L’intérêt du bouddhisme pour la science (traditionnelle et moderne), au cours de son histoire, est d’ailleurs une preuve de son intérêt pour le monde et pour le confort de ceux qui y vivent. De manière générale, Marion Dapsance se place du point de vue du bouddhisme tibétain, qui propose toutes sortes de prières et de rituels (22:23) pour améliorer la vie de ses fidèles : santé, richesses, amour, descendance, bonne renaissance, … et qui est plutôt compatible avec le siècle, au niveau de l’aspiration. Les fidèles bouddhistes ne sont pas pressés pour passer au parinirvāṇa ou renaître dans une Terre pure. Mais quand il s’agit de faire passer « le bouddhisme » pour un nihilisme qui veut fuir le monde (31:05), Marion Dapsance se tourne vers le bouddhisme des auditeurs, qui cherche à combattre le désir par la méditation sur ce qui cause le dégoût (asubha-bhāvanā), par exemple dans les charniers en regardant les corps en décomposition. Toujours la déconstruction… Seulement, le saṁsāra n’est pas un lieu mais ce qui empoisonne tout lieu quel qu’il soit : l’avidité, l’aversion et l’aveuglement. Sortir du saṁsāra n’est pas « sortir du monde », mais échapper à l’emprise des trois poisons. Le Bouddha n’est pas sorti du monde en « sortant du saṁsāra ».

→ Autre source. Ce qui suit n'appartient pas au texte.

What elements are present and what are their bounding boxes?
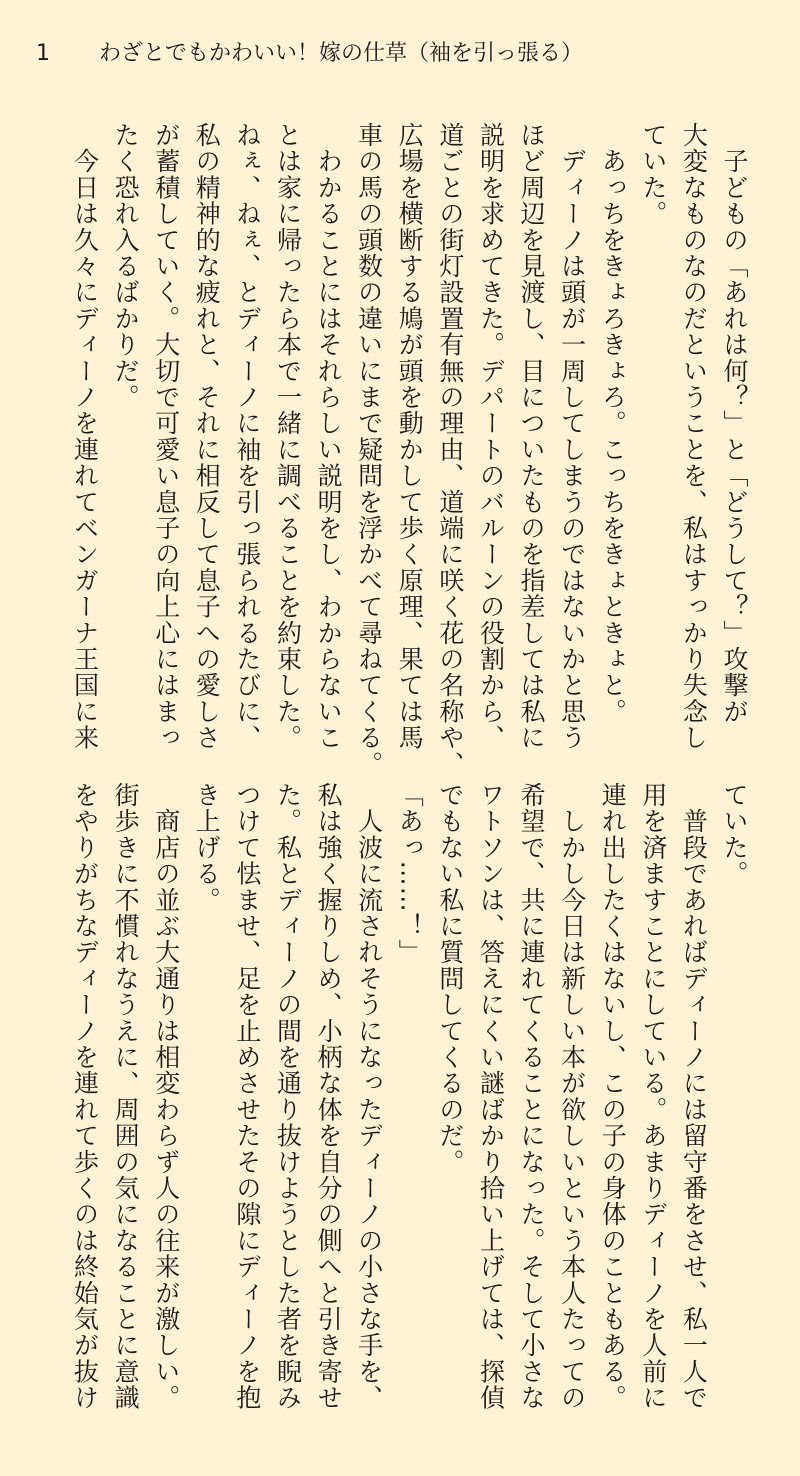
text-line: たく恐れ入るばかりだ。 [111,122,141,411]
text-line: 大変なものなのだということを、私はすっかり失念し [679,122,709,751]
text-line: 用を済ますことにしている。あまりディーノを人前に [638,782,668,1411]
upper-text-block [64,122,754,777]
text-line: あっちをきょろきょろ。こっちをきょときょと。 [598,122,628,725]
page-header [36,34,776,74]
text-line: 普段であればディーノには留守番をさせ、私一人で [679,782,709,1411]
text-line: 説明を求めてきた。デパートのバルーンの役割から、 [476,122,506,751]
text-line: 車の馬の頭数の違いにまで疑問を浮かべて尋ねてくる。 [354,122,384,777]
text-line: 今日は久々にディーノを連れてベンガーナ王国に来 [70,122,100,751]
text-line: 人波に流されそうになったディーノの小さな手を、 [354,782,384,1411]
text-line: でもない私に質問してくるのだ。 [435,782,465,1175]
chapter-title: わざとでもかわいい！嫁の仕草（袖を引っ張る） [99,41,584,66]
text-line: ディーノは頭が一周してしまうのではないかと思う [557,122,587,751]
page-number: 1 [36,41,50,66]
text-line: 広場を横断する鳩が頭を動かして歩く原理、果ては馬 [395,122,425,751]
text-line: ていた。 [638,122,668,227]
text-line: 希望で、共に連れてくることになった。そして小さな [517,782,547,1411]
text-line: 連れ出したくはないし、この子の身体のこともある。 [598,782,628,1411]
text-line: つけて怯ませ、足を止めさせたその隙にディーノを抱 [232,782,262,1411]
text-line: わかることにはそれらしい説明をし、わからないこ [314,122,344,751]
text-line: た。私とディーノの間を通り抜けようとした者を睨み [273,782,303,1411]
text-line: が蓄積していく。大切で可愛い息子の向上心にはまっ [151,122,181,751]
text-line: 私は強く握りしめ、小柄な体を自分の側へと引き寄せ [314,782,344,1411]
text-line: 道ごとの街灯設置有無の理由、道端に咲く花の名称や、 [435,122,465,777]
text-line: ほど周辺を見渡し、目についたものを指差しては私に [517,122,547,751]
text-line: 商店の並ぶ大通りは相変わらず人の往来が激しい。 [151,782,181,1411]
text-line: しかし今日は新しい本が欲しいという本人たっての [557,782,587,1411]
text-line: 私の精神的な疲れと、それに相反して息子への愛しさ [192,122,222,751]
text-line: 子どもの「あれは何？」と「どうして？」攻撃が [720,122,749,725]
text-line: をやりがちなディーノを連れて歩くのは終始気が抜け [70,782,100,1411]
text-line: とは家に帰ったら本で一緒に調べることを約束した。 [273,122,303,751]
text-line: 街歩きに不慣れなうえに、周囲の気になることに意識 [111,782,141,1411]
text-line: ていた。 [720,782,749,887]
text-line: ワトソンは、答えにくい謎ばかり拾い上げては、探偵 [476,782,506,1411]
lower-text-block [64,782,754,1411]
text-line: き上げる。 [192,782,222,913]
text-line: 「あっ……！」 [395,782,425,966]
text-line: ねぇ、ねぇ、とディーノに袖を引っ張られるたびに、 [232,122,262,751]
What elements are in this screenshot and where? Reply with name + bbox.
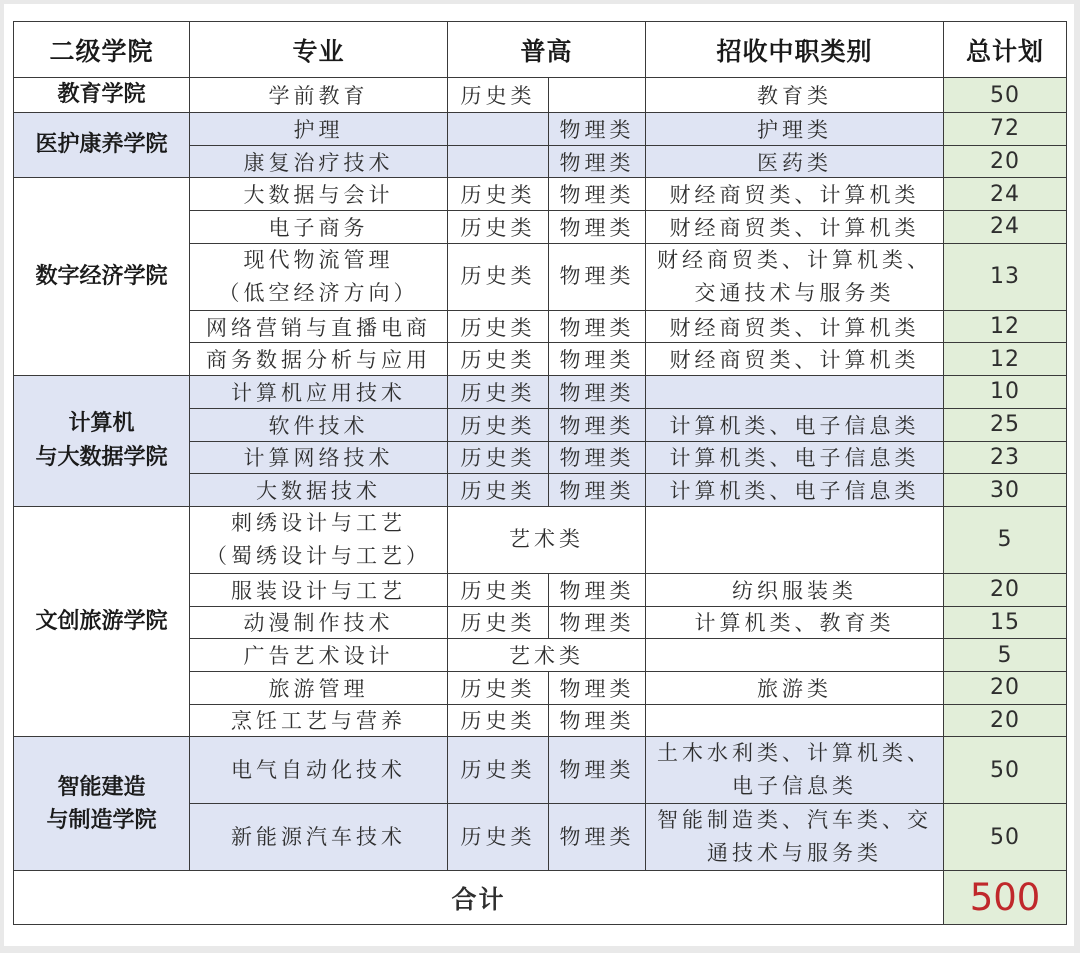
vocational-cell: 财经商贸类、计算机类 [646, 178, 944, 211]
vocational-cell: 财经商贸类、计算机类 [646, 211, 944, 244]
college-cell: 数字经济学院 [14, 178, 190, 376]
total-value: 500 [944, 871, 1067, 925]
plan-cell: 50 [944, 78, 1067, 113]
header-general-high: 普高 [448, 22, 646, 78]
major-cell: 电气自动化技术 [190, 737, 448, 804]
major-cell: 商务数据分析与应用 [190, 343, 448, 376]
physics-cell: 物理类 [549, 671, 646, 704]
college-line-2: 与大数据学院 [35, 445, 168, 470]
vocational-cell: 计算机类、教育类 [646, 606, 944, 639]
vocational-line-1: 土木水利类、计算机类、 [657, 741, 933, 766]
art-cell: 艺术类 [448, 639, 646, 672]
vocational-line-2: 交通技术与服务类 [694, 280, 895, 305]
table-row [14, 737, 1067, 804]
physics-cell: 物理类 [549, 145, 646, 178]
plan-cell: 25 [944, 408, 1067, 441]
header-plan: 总计划 [944, 22, 1067, 78]
major-cell: 康复治疗技术 [190, 145, 448, 178]
vocational-cell: 计算机类、电子信息类 [646, 474, 944, 507]
major-cell: 学前教育 [190, 78, 448, 113]
header-row [14, 22, 1067, 78]
total-label: 合计 [14, 871, 944, 925]
history-cell: 历史类 [448, 671, 549, 704]
plan-cell: 20 [944, 704, 1067, 737]
major-cell: 软件技术 [190, 408, 448, 441]
physics-cell: 物理类 [549, 310, 646, 343]
physics-cell: 物理类 [549, 474, 646, 507]
major-cell: 服装设计与工艺 [190, 573, 448, 606]
major-cell: 动漫制作技术 [190, 606, 448, 639]
history-cell: 历史类 [448, 441, 549, 474]
plan-cell: 12 [944, 343, 1067, 376]
vocational-cell [646, 243, 944, 310]
major-cell: 新能源汽车技术 [190, 804, 448, 871]
history-cell: 历史类 [448, 243, 549, 310]
history-cell: 历史类 [448, 211, 549, 244]
major-cell: 护理 [190, 113, 448, 146]
major-cell: 电子商务 [190, 211, 448, 244]
major-cell: 大数据技术 [190, 474, 448, 507]
major-cell [190, 243, 448, 310]
history-cell: 历史类 [448, 408, 549, 441]
plan-cell: 24 [944, 178, 1067, 211]
physics-cell: 物理类 [549, 804, 646, 871]
plan-cell: 12 [944, 310, 1067, 343]
vocational-line-1: 智能制造类、汽车类、交 [657, 808, 933, 833]
plan-cell: 23 [944, 441, 1067, 474]
major-line-2: （蜀绣设计与工艺） [206, 543, 431, 568]
history-cell: 历史类 [448, 343, 549, 376]
major-cell: 大数据与会计 [190, 178, 448, 211]
physics-cell: 物理类 [549, 441, 646, 474]
vocational-cell: 医药类 [646, 145, 944, 178]
major-line-1: 现代物流管理 [243, 247, 394, 272]
vocational-cell [646, 804, 944, 871]
art-cell: 艺术类 [448, 506, 646, 573]
college-cell [14, 376, 190, 507]
vocational-cell [646, 737, 944, 804]
college-line-1: 智能建造 [57, 774, 146, 800]
plan-cell: 20 [944, 573, 1067, 606]
history-cell: 历史类 [448, 310, 549, 343]
major-cell: 烹饪工艺与营养 [190, 704, 448, 737]
plan-cell: 5 [944, 639, 1067, 672]
physics-cell: 物理类 [549, 178, 646, 211]
major-cell: 计算网络技术 [190, 441, 448, 474]
history-cell [448, 145, 549, 178]
document-sheet [4, 4, 1074, 946]
history-cell: 历史类 [448, 737, 549, 804]
physics-cell: 物理类 [549, 606, 646, 639]
plan-cell: 30 [944, 474, 1067, 507]
vocational-cell: 计算机类、电子信息类 [646, 441, 944, 474]
table-row [14, 506, 1067, 573]
vocational-line-2: 通技术与服务类 [707, 841, 883, 866]
physics-cell [549, 78, 646, 113]
major-cell [190, 506, 448, 573]
college-line-1: 计算机 [68, 411, 135, 436]
plan-cell: 50 [944, 737, 1067, 804]
history-cell: 历史类 [448, 704, 549, 737]
physics-cell: 物理类 [549, 737, 646, 804]
college-line-2: 与制造学院 [46, 807, 157, 833]
plan-cell: 20 [944, 671, 1067, 704]
table-row [14, 78, 1067, 113]
physics-cell: 物理类 [549, 704, 646, 737]
major-cell: 旅游管理 [190, 671, 448, 704]
major-cell: 网络营销与直播电商 [190, 310, 448, 343]
total-row [14, 871, 1067, 925]
major-cell: 广告艺术设计 [190, 639, 448, 672]
history-cell: 历史类 [448, 474, 549, 507]
plan-cell: 10 [944, 376, 1067, 409]
plan-cell: 15 [944, 606, 1067, 639]
enrollment-plan-table [13, 21, 1067, 925]
history-cell: 历史类 [448, 376, 549, 409]
major-cell: 计算机应用技术 [190, 376, 448, 409]
vocational-cell [646, 639, 944, 672]
vocational-line-1: 财经商贸类、计算机类、 [657, 247, 933, 272]
college-cell: 医护康养学院 [14, 113, 190, 178]
major-line-1: 刺绣设计与工艺 [231, 510, 406, 535]
vocational-cell: 财经商贸类、计算机类 [646, 343, 944, 376]
table-row [14, 376, 1067, 409]
history-cell: 历史类 [448, 178, 549, 211]
physics-cell: 物理类 [549, 243, 646, 310]
history-cell [448, 113, 549, 146]
vocational-cell: 护理类 [646, 113, 944, 146]
vocational-cell [646, 376, 944, 409]
physics-cell: 物理类 [549, 573, 646, 606]
history-cell: 历史类 [448, 606, 549, 639]
table-row [14, 113, 1067, 146]
vocational-line-2: 电子信息类 [732, 774, 858, 799]
header-college: 二级学院 [14, 22, 190, 78]
vocational-cell: 计算机类、电子信息类 [646, 408, 944, 441]
college-cell: 文创旅游学院 [14, 506, 190, 736]
vocational-cell [646, 506, 944, 573]
physics-cell: 物理类 [549, 408, 646, 441]
plan-cell: 24 [944, 211, 1067, 244]
header-vocational: 招收中职类别 [646, 22, 944, 78]
history-cell: 历史类 [448, 78, 549, 113]
physics-cell: 物理类 [549, 211, 646, 244]
vocational-cell: 财经商贸类、计算机类 [646, 310, 944, 343]
physics-cell: 物理类 [549, 376, 646, 409]
physics-cell: 物理类 [549, 113, 646, 146]
vocational-cell: 教育类 [646, 78, 944, 113]
table-row [14, 178, 1067, 211]
plan-cell: 20 [944, 145, 1067, 178]
history-cell: 历史类 [448, 573, 549, 606]
plan-cell: 13 [944, 243, 1067, 310]
plan-cell: 5 [944, 506, 1067, 573]
vocational-cell: 纺织服装类 [646, 573, 944, 606]
plan-cell: 72 [944, 113, 1067, 146]
college-cell [14, 737, 190, 871]
major-line-2: （低空经济方向） [218, 280, 419, 305]
vocational-cell: 旅游类 [646, 671, 944, 704]
college-cell: 教育学院 [14, 78, 190, 113]
history-cell: 历史类 [448, 804, 549, 871]
header-major: 专业 [190, 22, 448, 78]
plan-cell: 50 [944, 804, 1067, 871]
physics-cell: 物理类 [549, 343, 646, 376]
vocational-cell [646, 704, 944, 737]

L’urgence de la « sortie du saṁsāra » est d’ailleurs mentionnée pour l’opposer à la recherche d’un bien-être par les bouddhistes (ou les non-bouddhistes) occidentaux en essayant d’échapper au stress par la pratique de la pleine conscience. Je suis assez d’accord sur ce point (comme pour l’importance de l’éthique 51:38), mais on ne peut pas dire que le monde est le saṁsāra et que fuir le monde est fuir le saṁsāra. Là aussi, on peut renvoyer à Nāgārjuna.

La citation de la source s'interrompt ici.